Marie Rucki fala sobre a nova geração da moda, em São Paulo

Da Redação

Folha Imagem

Marie Rucki em sua passagem por São Paulo no ano passado

Marie Rucki em sua passagem por São Paulo no ano passado

A diretora do Studio Berçot, em Paris, Marie Rucki, deu início nesta segunda-feira (24) a uma série de workshops e conferências que acontecerão até sexta-feira no Shopping Iguatemi, em São Paulo. Neste primeiro dia, à noite, Marie falou a estudantes e profissionais do mercado sobre a nova geração da moda.
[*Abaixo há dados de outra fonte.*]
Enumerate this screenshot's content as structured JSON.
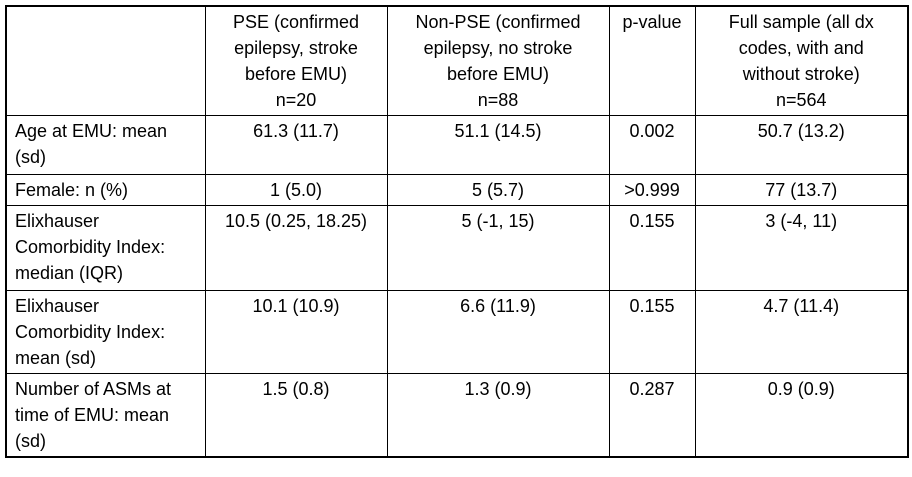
{
  "table": {
    "header": {
      "row_label_col": "",
      "cols": [
        {
          "lines": [
            "PSE (confirmed",
            "epilepsy, stroke",
            "before EMU)",
            "n=20"
          ]
        },
        {
          "lines": [
            "Non-PSE (confirmed",
            "epilepsy, no stroke",
            "before EMU)",
            "n=88"
          ]
        },
        {
          "lines": [
            "p-value"
          ]
        },
        {
          "lines": [
            "Full sample (all dx",
            "codes, with and",
            "without stroke)",
            "n=564"
          ]
        }
      ]
    },
    "rows": [
      {
        "label_lines": [
          "Age at EMU: mean",
          "(sd)"
        ],
        "values": [
          "61.3 (11.7)",
          "51.1 (14.5)",
          "0.002",
          "50.7 (13.2)"
        ]
      },
      {
        "label_lines": [
          "Female: n (%)"
        ],
        "values": [
          "1 (5.0)",
          "5 (5.7)",
          ">0.999",
          "77 (13.7)"
        ]
      },
      {
        "label_lines": [
          "Elixhauser",
          "Comorbidity Index:",
          "median (IQR)"
        ],
        "values": [
          "10.5 (0.25, 18.25)",
          "5 (-1, 15)",
          "0.155",
          "3 (-4, 11)"
        ]
      },
      {
        "label_lines": [
          "Elixhauser",
          "Comorbidity Index:",
          "mean (sd)"
        ],
        "values": [
          "10.1 (10.9)",
          "6.6 (11.9)",
          "0.155",
          "4.7 (11.4)"
        ]
      },
      {
        "label_lines": [
          "Number of ASMs at",
          "time of EMU: mean",
          "(sd)"
        ],
        "values": [
          "1.5 (0.8)",
          "1.3 (0.9)",
          "0.287",
          "0.9 (0.9)"
        ]
      }
    ],
    "colors": {
      "border": "#000000",
      "text": "#000000",
      "background": "#ffffff"
    }
  }
}
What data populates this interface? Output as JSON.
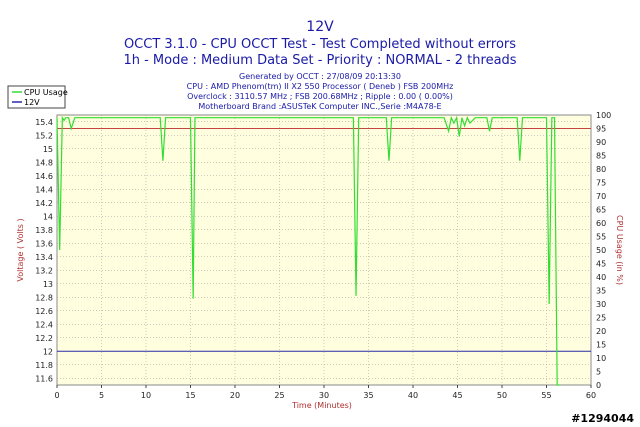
{
  "header": {
    "title": "12V",
    "subtitle1": "OCCT 3.1.0 - CPU OCCT Test - Test Completed without errors",
    "subtitle2": "1h - Mode : Medium Data Set - Priority : NORMAL - 2 threads"
  },
  "info": {
    "line1": "Generated by OCCT : 27/08/09 20:13:30",
    "line2": "CPU : AMD Phenom(tm) II X2 550 Processor ( Deneb ) FSB 200MHz",
    "line3": "Overclock : 3110.57 MHz ; FSB 200.68MHz ; Ripple : 0.00 ( 0.00%)",
    "line4": "Motherboard Brand :ASUSTeK Computer INC.,Serie :M4A78-E"
  },
  "watermark": "#1294044",
  "colors": {
    "background": "#ffffff",
    "plot_bg": "#ffffe0",
    "cpu_line": "#33dd33",
    "voltage_line": "#2a2aa8",
    "threshold_line": "#c44444",
    "title": "#1a1aa8",
    "axis_label": "#b03030"
  },
  "chart_data": {
    "type": "line",
    "title": "12V",
    "xlabel": "Time (Minutes)",
    "ylabel": "Voltage ( Volts )",
    "ylabel_right": "CPU Usage (in %)",
    "xlim": [
      0,
      60
    ],
    "ylim": [
      11.5,
      15.5
    ],
    "ylim_right": [
      0,
      100
    ],
    "x_ticks": [
      0,
      5,
      10,
      15,
      20,
      25,
      30,
      35,
      40,
      45,
      50,
      55,
      60
    ],
    "y_ticks": [
      11.6,
      11.8,
      12,
      12.2,
      12.4,
      12.6,
      12.8,
      13,
      13.2,
      13.4,
      13.6,
      13.8,
      14,
      14.2,
      14.4,
      14.6,
      14.8,
      15,
      15.2,
      15.4
    ],
    "y_ticks_right": [
      0,
      5,
      10,
      15,
      20,
      25,
      30,
      35,
      40,
      45,
      50,
      55,
      60,
      65,
      70,
      75,
      80,
      85,
      90,
      95,
      100
    ],
    "grid": true,
    "legend_position": "top-left",
    "reference_line_y_right": 95,
    "series": [
      {
        "name": "CPU Usage",
        "axis": "right",
        "x": [
          0,
          0.3,
          0.6,
          0.8,
          1.0,
          1.3,
          1.6,
          2.0,
          3,
          4,
          5,
          6,
          7,
          8,
          9,
          10,
          11,
          11.6,
          11.9,
          12.2,
          13,
          14,
          15.0,
          15.3,
          15.5,
          15.8,
          16.1,
          17,
          18,
          20,
          22,
          25,
          28,
          30,
          32,
          33.3,
          33.6,
          33.9,
          35,
          36,
          37.0,
          37.3,
          37.6,
          38,
          40,
          42,
          43.5,
          44,
          44.3,
          44.6,
          44.9,
          45.2,
          45.5,
          45.8,
          46.1,
          46.4,
          47,
          48.3,
          48.6,
          48.9,
          50,
          51.7,
          52.0,
          52.3,
          53,
          54,
          55.0,
          55.3,
          55.6,
          55.9,
          56.2,
          56.5
        ],
        "values": [
          99,
          50,
          99,
          98,
          99,
          99,
          95,
          99,
          99,
          99,
          99,
          99,
          99,
          99,
          99,
          99,
          99,
          99,
          83,
          99,
          99,
          99,
          99,
          32,
          99,
          99,
          99,
          99,
          99,
          99,
          99,
          99,
          99,
          99,
          99,
          99,
          33,
          99,
          99,
          99,
          99,
          83,
          99,
          99,
          99,
          99,
          99,
          94,
          99,
          97,
          99,
          92,
          99,
          96,
          99,
          97,
          99,
          99,
          94,
          99,
          99,
          99,
          83,
          99,
          99,
          99,
          99,
          30,
          99,
          99,
          0,
          0
        ]
      },
      {
        "name": "12V",
        "axis": "left",
        "x": [
          0,
          60
        ],
        "values": [
          12.0,
          12.0
        ]
      }
    ]
  }
}
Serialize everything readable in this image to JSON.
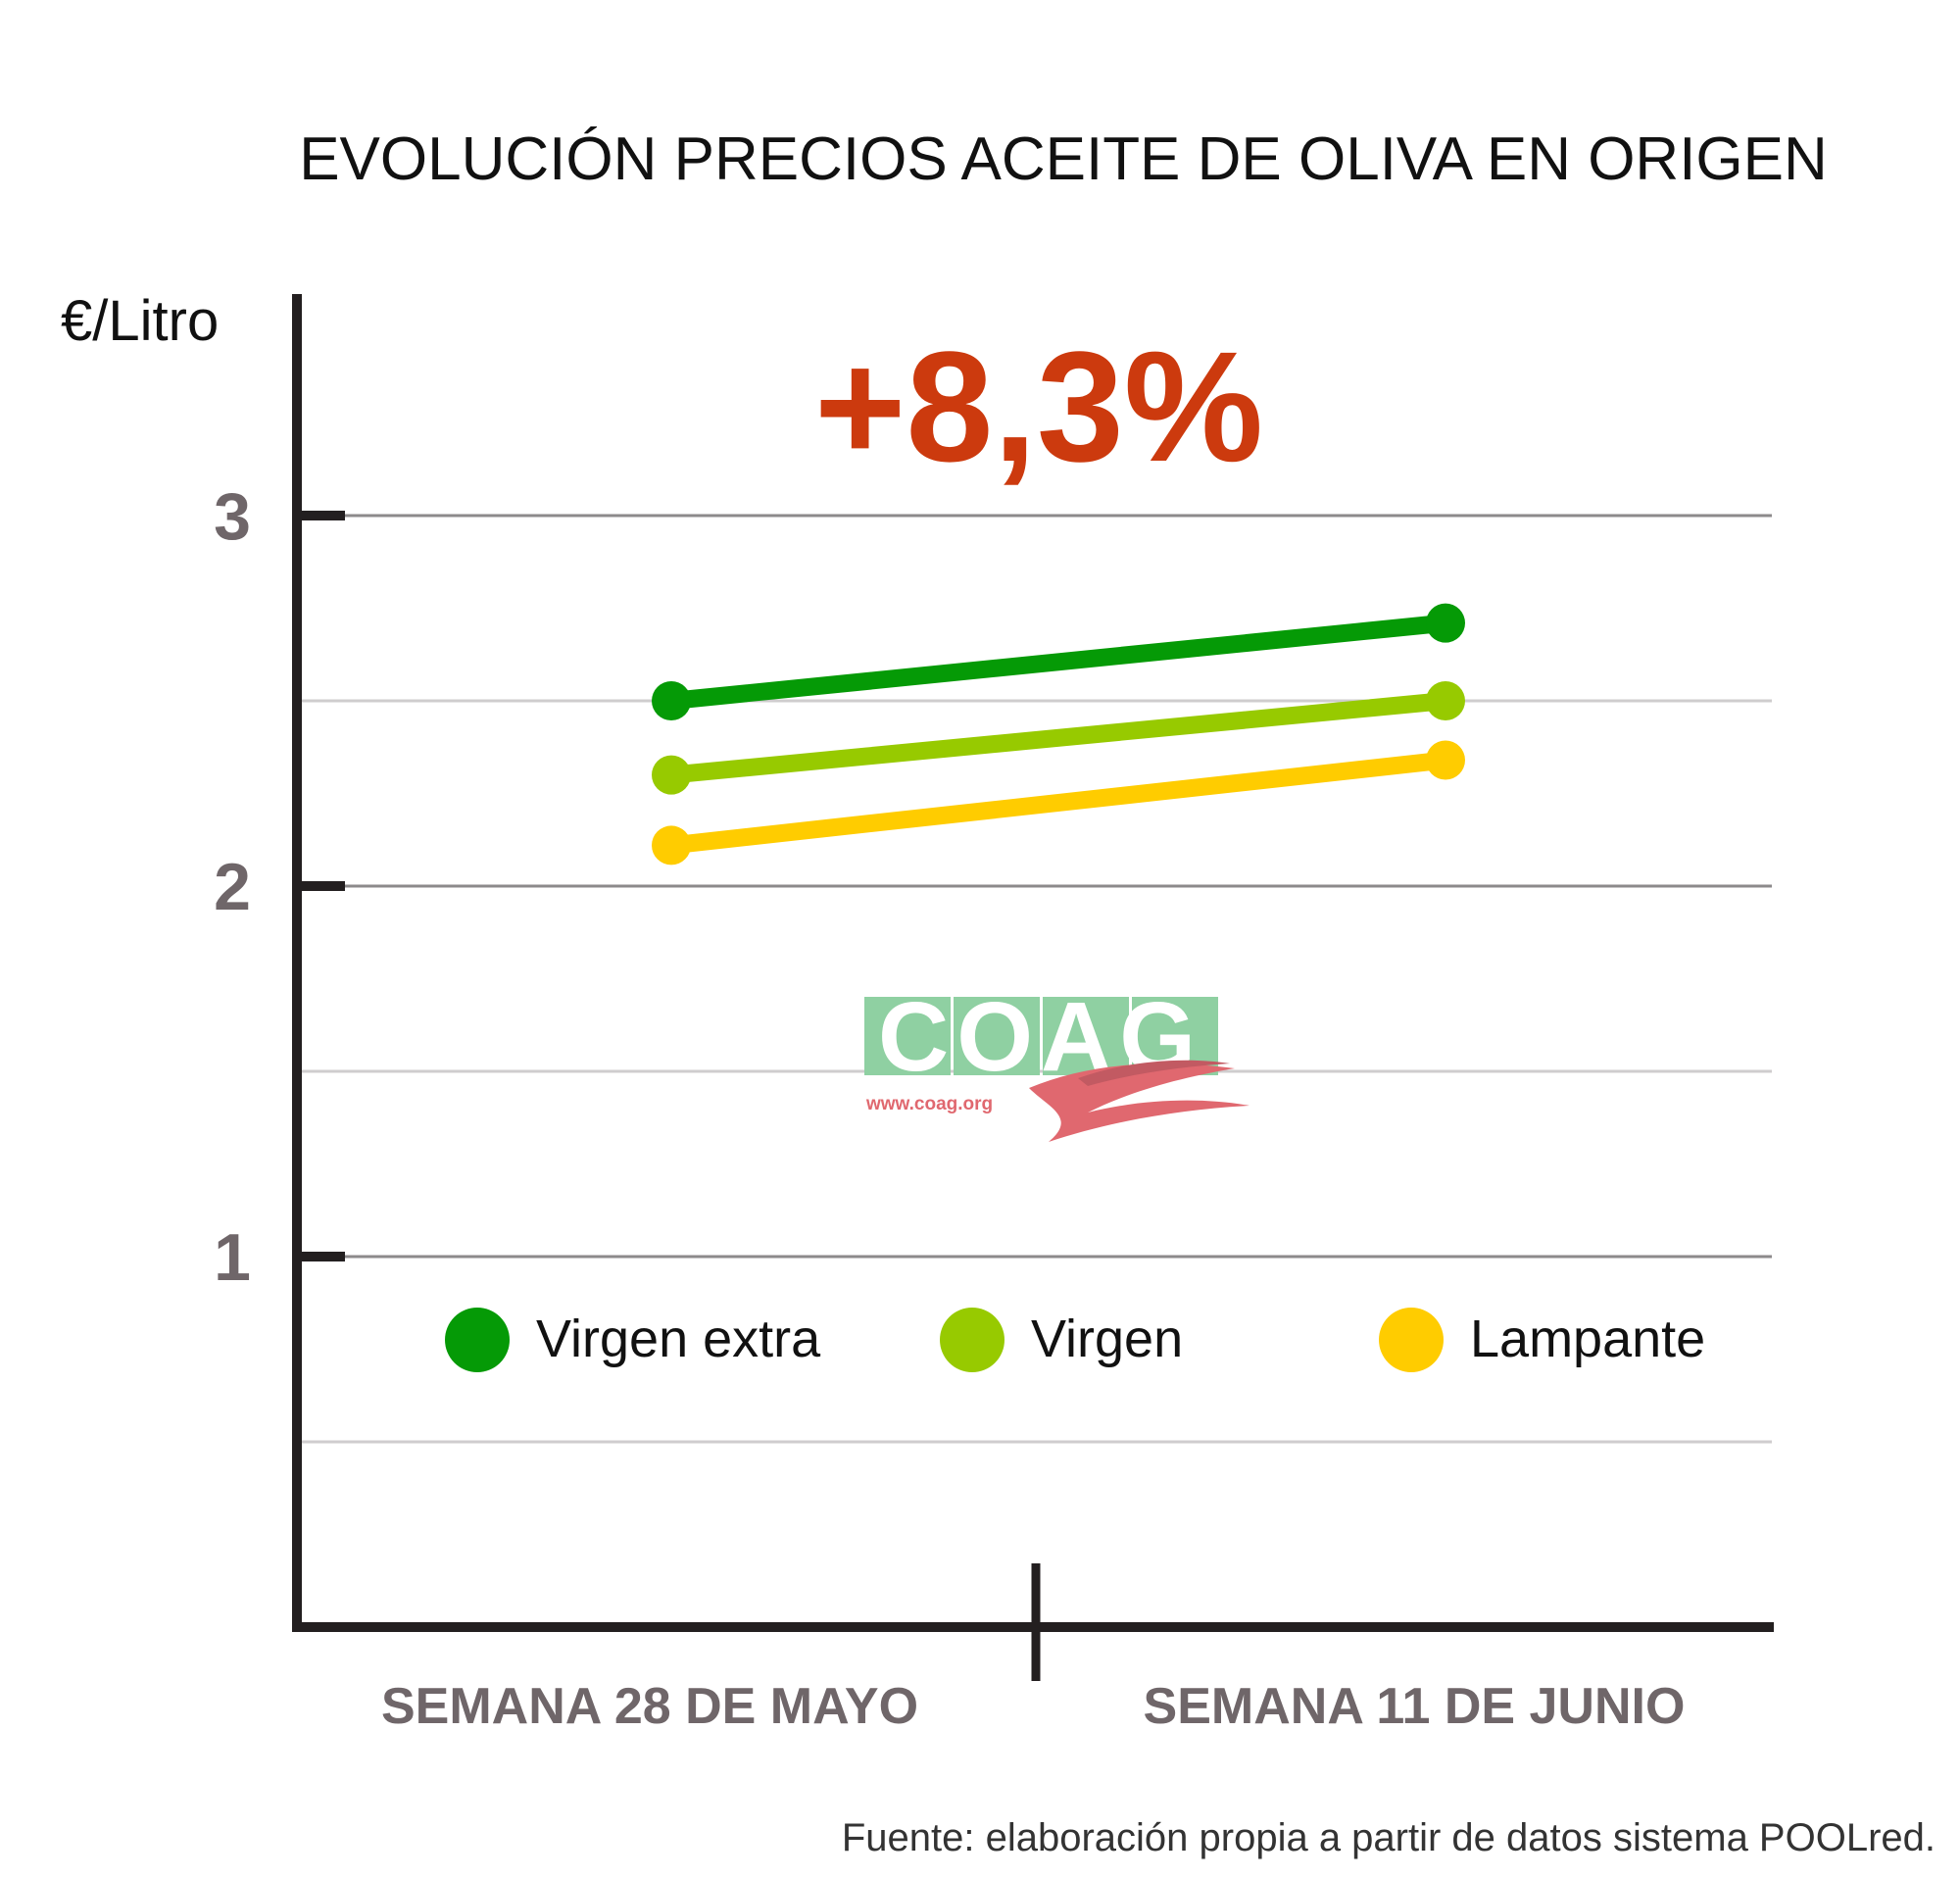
{
  "chart_data": {
    "type": "line",
    "title": "EVOLUCIÓN PRECIOS ACEITE DE OLIVA EN ORIGEN",
    "ylabel": "€/Litro",
    "ylim": [
      0,
      3.5
    ],
    "yticks": [
      1,
      2,
      3
    ],
    "ytick_labels": [
      "1",
      "2",
      "3"
    ],
    "minor_gridlines": [
      0.5,
      1.5,
      2.5
    ],
    "categories": [
      "SEMANA 28 DE MAYO",
      "SEMANA 11 DE JUNIO"
    ],
    "series": [
      {
        "name": "Virgen extra",
        "color": "#059a06",
        "values": [
          2.5,
          2.71
        ]
      },
      {
        "name": "Virgen",
        "color": "#97ca00",
        "values": [
          2.3,
          2.5
        ]
      },
      {
        "name": "Lampante",
        "color": "#ffcc00",
        "values": [
          2.11,
          2.34
        ]
      }
    ],
    "annotation": "+8,3%",
    "annotation_color": "#cc3a0e",
    "legend_position": "bottom inside plot",
    "source": "Fuente: elaboración propia a partir de datos sistema POOLred."
  },
  "watermark": {
    "logo_text": "COAG",
    "url": "www.coag.org",
    "logo_color": "#8fd0a2",
    "accent_color": "#e0686f"
  }
}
Em francês, a experiente diretora traçou paralelos entre o perfil dos jovens estilistas atualmente e há décadas. Segundo ela, "as gerações mudaram e as necessidades também". Com a globalização e a rapidez com que as informações de moda atingem diferentes cantos do mundo, há um novo ritmo no mercado, menos inocente e emocional, mais focado nos negócios.

Por meio da história de sete estilistas, em sua maioria, em início de carreira, Marie procurou mostrar como esta geração - na Europa e nos Estados Unidos - vê a moda e se relaciona com ela.

Hoje, disse ela, os novos talentos lançam-se na moda já sabendo onde querem chegar e como, têm objetivos claros dentro da profissão e não hesitam em partir para outros ramos ao longo da carreira. "Há 20 anos, quem queria ser estilista o era para a vida inteira. E deixava de ser apenas por fracasso. Agora não é mais assim", afirmou ela.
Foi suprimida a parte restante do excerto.